В некоторых случаях она обязана возместить похищенное на ее территории имущество, видимо из общественного фонда.
Еще один пример, подтверждающий, что общинный (в данном случае деревенский) коллектив мог выступать как одно лицо, в том числе неся ответственность при совершении некоторых проступков, - денежный штраф, налагаемый на деревню, изгоняющую человека, который не является вором или прелюбодеем; он несоизмеримо выше, чем при аналогичном проступке деревенского старосты, так как сумма штрафа может раскладываться на всех общинников. Другой пример такого рода - возможное указание на то, что деша, грама, джати и сангха/пуга в лице своих руководителей могут обратиться в суд, если посчитают себя оскорбленными.

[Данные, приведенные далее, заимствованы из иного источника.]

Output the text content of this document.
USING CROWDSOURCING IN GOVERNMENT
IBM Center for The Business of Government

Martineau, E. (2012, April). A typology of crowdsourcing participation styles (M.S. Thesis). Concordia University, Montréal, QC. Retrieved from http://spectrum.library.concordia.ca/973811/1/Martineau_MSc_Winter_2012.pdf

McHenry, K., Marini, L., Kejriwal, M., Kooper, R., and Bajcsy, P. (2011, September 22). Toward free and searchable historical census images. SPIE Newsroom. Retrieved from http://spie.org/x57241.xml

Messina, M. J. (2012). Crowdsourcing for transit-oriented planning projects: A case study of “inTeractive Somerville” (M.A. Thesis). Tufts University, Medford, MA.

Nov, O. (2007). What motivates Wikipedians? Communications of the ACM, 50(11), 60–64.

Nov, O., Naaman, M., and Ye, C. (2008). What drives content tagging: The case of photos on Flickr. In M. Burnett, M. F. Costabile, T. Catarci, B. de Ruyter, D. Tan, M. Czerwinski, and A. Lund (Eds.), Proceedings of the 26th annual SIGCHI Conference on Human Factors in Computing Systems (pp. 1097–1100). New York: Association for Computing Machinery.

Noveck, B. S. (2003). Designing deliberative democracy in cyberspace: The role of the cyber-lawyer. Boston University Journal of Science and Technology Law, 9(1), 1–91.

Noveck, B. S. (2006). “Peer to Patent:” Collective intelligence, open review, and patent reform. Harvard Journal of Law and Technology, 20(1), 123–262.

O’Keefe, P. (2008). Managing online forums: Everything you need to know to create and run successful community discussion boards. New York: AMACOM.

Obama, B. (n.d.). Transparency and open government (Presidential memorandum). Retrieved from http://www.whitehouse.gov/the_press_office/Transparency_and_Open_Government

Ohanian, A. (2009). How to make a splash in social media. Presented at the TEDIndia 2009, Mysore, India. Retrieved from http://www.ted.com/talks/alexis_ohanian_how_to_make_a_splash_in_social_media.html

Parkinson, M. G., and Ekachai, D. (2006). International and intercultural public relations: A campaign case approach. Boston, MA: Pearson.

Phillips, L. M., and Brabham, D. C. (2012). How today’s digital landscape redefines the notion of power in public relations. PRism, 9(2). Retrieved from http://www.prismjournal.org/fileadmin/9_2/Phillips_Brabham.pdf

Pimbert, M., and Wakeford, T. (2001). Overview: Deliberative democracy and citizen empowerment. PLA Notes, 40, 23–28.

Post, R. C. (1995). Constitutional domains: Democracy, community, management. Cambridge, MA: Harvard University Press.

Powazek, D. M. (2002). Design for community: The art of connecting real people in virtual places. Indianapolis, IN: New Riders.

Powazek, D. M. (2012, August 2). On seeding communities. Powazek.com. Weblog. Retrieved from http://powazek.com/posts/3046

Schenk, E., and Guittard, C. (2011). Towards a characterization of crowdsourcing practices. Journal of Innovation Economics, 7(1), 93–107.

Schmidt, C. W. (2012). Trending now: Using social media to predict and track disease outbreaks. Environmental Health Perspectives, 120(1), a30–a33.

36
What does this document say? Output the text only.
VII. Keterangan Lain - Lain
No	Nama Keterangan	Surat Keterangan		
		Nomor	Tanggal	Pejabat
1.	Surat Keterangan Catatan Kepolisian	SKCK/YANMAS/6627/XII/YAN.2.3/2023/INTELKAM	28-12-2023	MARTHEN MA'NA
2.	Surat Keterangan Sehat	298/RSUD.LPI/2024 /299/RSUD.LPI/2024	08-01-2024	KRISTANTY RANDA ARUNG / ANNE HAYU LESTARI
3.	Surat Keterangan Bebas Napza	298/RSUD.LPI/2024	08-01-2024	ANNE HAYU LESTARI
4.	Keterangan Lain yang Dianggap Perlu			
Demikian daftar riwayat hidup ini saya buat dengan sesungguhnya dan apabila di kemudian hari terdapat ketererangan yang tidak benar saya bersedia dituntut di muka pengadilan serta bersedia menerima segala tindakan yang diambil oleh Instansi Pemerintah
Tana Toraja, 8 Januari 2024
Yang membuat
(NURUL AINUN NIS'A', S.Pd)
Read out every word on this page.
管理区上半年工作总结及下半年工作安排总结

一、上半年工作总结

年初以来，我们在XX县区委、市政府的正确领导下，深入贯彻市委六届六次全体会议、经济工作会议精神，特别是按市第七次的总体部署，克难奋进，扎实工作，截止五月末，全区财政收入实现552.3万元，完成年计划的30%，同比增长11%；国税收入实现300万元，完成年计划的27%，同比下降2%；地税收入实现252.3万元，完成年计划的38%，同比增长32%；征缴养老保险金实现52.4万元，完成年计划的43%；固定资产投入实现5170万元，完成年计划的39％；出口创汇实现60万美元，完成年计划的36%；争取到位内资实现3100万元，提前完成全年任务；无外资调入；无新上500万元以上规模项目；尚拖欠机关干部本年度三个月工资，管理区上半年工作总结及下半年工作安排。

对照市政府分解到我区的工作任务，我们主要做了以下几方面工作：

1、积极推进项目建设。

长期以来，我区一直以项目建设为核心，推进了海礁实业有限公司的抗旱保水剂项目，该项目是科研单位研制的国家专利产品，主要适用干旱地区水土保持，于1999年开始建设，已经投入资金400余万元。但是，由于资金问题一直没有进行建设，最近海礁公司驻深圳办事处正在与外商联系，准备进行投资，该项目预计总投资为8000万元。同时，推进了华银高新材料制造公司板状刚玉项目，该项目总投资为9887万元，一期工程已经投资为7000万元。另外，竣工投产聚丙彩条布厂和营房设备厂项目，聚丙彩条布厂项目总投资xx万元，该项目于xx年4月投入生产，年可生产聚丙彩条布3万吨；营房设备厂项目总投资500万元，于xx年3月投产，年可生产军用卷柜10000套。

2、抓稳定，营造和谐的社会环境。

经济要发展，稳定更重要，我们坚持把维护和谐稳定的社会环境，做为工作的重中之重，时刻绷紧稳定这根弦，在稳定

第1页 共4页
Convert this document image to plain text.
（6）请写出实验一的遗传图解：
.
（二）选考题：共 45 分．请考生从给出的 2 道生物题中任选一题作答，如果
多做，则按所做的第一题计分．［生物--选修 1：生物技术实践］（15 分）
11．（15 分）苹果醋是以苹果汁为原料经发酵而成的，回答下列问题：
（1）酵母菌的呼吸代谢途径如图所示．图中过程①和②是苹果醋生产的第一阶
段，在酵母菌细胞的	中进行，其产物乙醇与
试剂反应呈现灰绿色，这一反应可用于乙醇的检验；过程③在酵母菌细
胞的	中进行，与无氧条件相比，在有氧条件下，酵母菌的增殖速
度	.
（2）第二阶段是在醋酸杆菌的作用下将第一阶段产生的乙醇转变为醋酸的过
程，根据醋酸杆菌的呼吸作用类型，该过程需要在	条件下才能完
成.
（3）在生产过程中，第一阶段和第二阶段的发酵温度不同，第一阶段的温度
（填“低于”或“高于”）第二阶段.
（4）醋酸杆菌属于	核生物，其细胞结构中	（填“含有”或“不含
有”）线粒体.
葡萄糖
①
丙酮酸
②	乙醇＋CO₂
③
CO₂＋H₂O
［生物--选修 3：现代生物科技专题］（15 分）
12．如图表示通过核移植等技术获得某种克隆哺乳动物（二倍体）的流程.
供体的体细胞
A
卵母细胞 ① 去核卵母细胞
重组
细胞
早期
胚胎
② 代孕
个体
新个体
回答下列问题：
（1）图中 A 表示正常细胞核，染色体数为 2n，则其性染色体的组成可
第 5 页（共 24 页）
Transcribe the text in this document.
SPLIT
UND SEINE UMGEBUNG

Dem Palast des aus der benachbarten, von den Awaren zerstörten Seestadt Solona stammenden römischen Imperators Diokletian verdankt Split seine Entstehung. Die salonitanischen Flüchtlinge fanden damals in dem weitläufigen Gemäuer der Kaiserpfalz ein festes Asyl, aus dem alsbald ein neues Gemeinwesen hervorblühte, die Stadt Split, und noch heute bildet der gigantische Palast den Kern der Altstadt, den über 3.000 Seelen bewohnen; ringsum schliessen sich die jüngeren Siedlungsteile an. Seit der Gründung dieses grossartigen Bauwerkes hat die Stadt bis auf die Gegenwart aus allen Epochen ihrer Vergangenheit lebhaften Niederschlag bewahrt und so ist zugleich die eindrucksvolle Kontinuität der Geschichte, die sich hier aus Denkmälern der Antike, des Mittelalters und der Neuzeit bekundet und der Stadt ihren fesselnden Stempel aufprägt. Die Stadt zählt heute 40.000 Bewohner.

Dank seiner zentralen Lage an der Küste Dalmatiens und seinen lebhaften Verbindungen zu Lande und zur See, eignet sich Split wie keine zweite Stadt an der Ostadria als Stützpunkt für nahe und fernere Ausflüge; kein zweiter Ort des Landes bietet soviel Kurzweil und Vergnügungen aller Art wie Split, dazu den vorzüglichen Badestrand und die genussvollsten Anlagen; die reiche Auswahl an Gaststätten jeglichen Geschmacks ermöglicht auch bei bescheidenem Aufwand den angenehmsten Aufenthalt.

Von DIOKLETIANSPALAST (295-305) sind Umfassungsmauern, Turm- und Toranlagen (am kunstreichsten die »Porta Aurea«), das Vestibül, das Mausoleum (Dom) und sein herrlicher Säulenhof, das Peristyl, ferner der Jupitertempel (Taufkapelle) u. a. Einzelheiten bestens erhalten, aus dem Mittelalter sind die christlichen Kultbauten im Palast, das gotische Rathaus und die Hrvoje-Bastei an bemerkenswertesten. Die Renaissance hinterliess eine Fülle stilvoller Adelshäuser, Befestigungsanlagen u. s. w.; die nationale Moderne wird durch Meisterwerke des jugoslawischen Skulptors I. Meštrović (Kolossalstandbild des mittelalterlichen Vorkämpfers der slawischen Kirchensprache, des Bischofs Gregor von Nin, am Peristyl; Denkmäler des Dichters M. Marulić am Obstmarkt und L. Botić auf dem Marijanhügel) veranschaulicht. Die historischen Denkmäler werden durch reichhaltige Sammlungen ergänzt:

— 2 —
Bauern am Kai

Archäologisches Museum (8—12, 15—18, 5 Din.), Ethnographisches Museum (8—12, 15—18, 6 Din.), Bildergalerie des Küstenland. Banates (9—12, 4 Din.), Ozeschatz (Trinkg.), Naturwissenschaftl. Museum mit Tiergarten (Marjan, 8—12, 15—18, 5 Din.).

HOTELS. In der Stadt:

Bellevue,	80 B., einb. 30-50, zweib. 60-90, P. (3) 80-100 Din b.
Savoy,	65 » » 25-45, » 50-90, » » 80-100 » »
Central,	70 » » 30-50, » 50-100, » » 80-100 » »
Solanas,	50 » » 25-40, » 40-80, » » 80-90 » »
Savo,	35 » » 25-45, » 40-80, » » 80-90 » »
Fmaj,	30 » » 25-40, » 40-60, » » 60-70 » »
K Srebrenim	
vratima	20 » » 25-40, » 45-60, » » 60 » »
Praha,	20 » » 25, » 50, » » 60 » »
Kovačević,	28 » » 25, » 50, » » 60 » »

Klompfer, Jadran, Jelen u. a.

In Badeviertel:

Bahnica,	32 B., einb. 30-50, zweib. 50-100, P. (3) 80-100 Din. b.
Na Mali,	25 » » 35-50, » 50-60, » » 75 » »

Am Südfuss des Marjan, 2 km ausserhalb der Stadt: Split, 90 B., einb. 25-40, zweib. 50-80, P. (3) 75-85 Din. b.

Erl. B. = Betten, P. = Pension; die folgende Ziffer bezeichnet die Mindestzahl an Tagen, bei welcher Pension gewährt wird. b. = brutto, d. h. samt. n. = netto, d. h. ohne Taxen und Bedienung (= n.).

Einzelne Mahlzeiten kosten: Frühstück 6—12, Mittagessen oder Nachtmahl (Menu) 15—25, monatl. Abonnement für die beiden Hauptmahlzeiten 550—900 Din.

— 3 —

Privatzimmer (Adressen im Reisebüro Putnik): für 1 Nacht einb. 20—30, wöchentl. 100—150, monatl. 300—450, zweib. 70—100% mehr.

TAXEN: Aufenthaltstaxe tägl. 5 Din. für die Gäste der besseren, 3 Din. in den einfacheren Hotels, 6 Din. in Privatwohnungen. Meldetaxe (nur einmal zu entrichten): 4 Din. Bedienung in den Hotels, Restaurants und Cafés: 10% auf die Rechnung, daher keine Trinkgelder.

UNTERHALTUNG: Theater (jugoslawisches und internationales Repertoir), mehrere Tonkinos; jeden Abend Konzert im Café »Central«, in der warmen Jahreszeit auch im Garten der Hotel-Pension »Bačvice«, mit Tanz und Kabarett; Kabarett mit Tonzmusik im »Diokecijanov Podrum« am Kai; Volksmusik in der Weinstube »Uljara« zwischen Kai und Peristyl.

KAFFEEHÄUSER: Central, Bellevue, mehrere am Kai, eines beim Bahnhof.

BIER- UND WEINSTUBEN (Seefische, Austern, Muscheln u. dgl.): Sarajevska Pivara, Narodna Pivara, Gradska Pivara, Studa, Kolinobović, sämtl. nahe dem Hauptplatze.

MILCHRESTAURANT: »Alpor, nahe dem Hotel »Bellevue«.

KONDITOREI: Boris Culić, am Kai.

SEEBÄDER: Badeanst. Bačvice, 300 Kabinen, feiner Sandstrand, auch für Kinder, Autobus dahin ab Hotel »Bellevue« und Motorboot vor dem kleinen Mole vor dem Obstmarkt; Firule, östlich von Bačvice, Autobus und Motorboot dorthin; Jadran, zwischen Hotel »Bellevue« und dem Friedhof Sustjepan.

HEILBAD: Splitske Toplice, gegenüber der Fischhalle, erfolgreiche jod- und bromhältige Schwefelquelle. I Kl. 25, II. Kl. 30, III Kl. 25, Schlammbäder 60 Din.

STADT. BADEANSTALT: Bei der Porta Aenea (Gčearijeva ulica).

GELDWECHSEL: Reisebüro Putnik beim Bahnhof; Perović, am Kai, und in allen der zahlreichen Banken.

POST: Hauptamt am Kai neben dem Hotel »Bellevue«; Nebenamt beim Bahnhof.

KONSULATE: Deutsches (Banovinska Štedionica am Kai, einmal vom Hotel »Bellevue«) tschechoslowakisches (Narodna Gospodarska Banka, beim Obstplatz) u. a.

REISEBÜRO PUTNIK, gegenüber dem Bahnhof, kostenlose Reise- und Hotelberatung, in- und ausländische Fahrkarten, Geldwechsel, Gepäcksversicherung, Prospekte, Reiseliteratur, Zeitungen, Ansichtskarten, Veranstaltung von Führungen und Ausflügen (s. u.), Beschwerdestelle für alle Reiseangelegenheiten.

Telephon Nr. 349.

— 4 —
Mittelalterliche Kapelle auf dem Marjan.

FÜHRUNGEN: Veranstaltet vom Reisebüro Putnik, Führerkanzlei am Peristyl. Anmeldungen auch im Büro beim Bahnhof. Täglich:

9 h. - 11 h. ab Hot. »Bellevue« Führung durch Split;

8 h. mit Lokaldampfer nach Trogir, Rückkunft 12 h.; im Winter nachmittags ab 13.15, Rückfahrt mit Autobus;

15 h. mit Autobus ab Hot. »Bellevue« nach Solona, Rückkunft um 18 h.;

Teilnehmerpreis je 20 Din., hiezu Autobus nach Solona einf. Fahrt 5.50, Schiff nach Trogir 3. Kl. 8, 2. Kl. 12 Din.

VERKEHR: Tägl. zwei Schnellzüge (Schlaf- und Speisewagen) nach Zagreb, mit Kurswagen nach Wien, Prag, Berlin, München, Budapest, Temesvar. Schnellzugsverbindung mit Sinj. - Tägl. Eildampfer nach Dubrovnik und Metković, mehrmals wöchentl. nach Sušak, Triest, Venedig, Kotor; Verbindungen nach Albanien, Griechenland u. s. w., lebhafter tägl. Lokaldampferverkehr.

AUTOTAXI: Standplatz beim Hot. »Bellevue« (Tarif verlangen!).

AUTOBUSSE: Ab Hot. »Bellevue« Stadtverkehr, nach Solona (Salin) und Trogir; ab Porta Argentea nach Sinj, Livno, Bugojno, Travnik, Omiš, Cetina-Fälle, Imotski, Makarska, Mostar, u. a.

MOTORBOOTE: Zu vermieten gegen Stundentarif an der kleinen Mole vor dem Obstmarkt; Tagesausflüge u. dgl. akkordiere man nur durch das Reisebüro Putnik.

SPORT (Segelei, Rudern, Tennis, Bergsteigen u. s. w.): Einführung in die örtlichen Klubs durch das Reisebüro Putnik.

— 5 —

Количество сведений об общинах в целом и тем более об их правовой автономии сравнительно невелико, но не потому, что вопросы, касающиеся общинного порядка, имели периферийное значение - напротив, оно было всеобъемлющим, а с другой стороны, подобный порядок не нуждался в какой-то письменной регламентации. Не вмешиваясь в дела каждой отдельной общины, царская власть могла по-разному относиться к тем или иным общинам, в целом же она лишь поддерживала естественно сложившийся и традиционный общинный порядок и основанное на нем мироустройство.
Отсюда указания, что царю полагается устанавливать (охранять и т.д.) дхармы (обычаи) местностей, каст, семей и профессиональных объединений либо что ему как в городе, так и в сельской местности следует охранять порядок (самая), сложившийся в общинах небрахманистов и брахманистов, в профессиональных корпорациях и пр., относясь с одобрением к их дхарме, занятиям, установлениям и образу жизни. Царю вообще надо относиться с полным уважением к обычаям, существующим в народе, поступая в отношении его в традиционном для Индии и ряда других культур патерналистском духе.
Поддерживая традиционный миропорядок и образ жизни, и в частности наставляя на путь истинный отвратившиеся от своих дхарм семьи, касты, профессиональные и иные объединения (шрени, таны), а также региональные макрообщины (джанапады), т.е. не допуская нарушения привычного для них уклада, царю следует в особенности препятствовать как расколу (бхеда) общин и объединений, так и нарушению традиционно сложившихся пределов и перегородок в обществе, ведущему к смешению общин и распрям между ними. Об этом прямо сказано в Дджн. II. 192: Пусть царь охраняет пределы между ними (общинами) и принуждает [их] сохранять первоначальный образ жизни. (Образованию и закреплению этой перегородчатой структуры общества Индия, по-видимому, обязана формированию ритуалистической культуры).
Словом, царь выступает настоящим гарантом гражданского мира в обществе. В этой связи кажется любопытным и сравнительно раннее указание Апаст.
11.27.18-20; оно может быть интерпретировано в духе "Неисполнения соглашения’’: кто нарушает традиционные нормы жизни, должен быть подвергнут тайному заключению, пока не образумится. Если не образумится - подлежит изгнанию.
Традиционная политика, в основе которой лежит концепция некоего социального равновесия в обществе и стремление избегать социальных катаклизмов, конкретизируется в поведении царя-виджигишу (намеревающегося победить) в завоеванной им стране.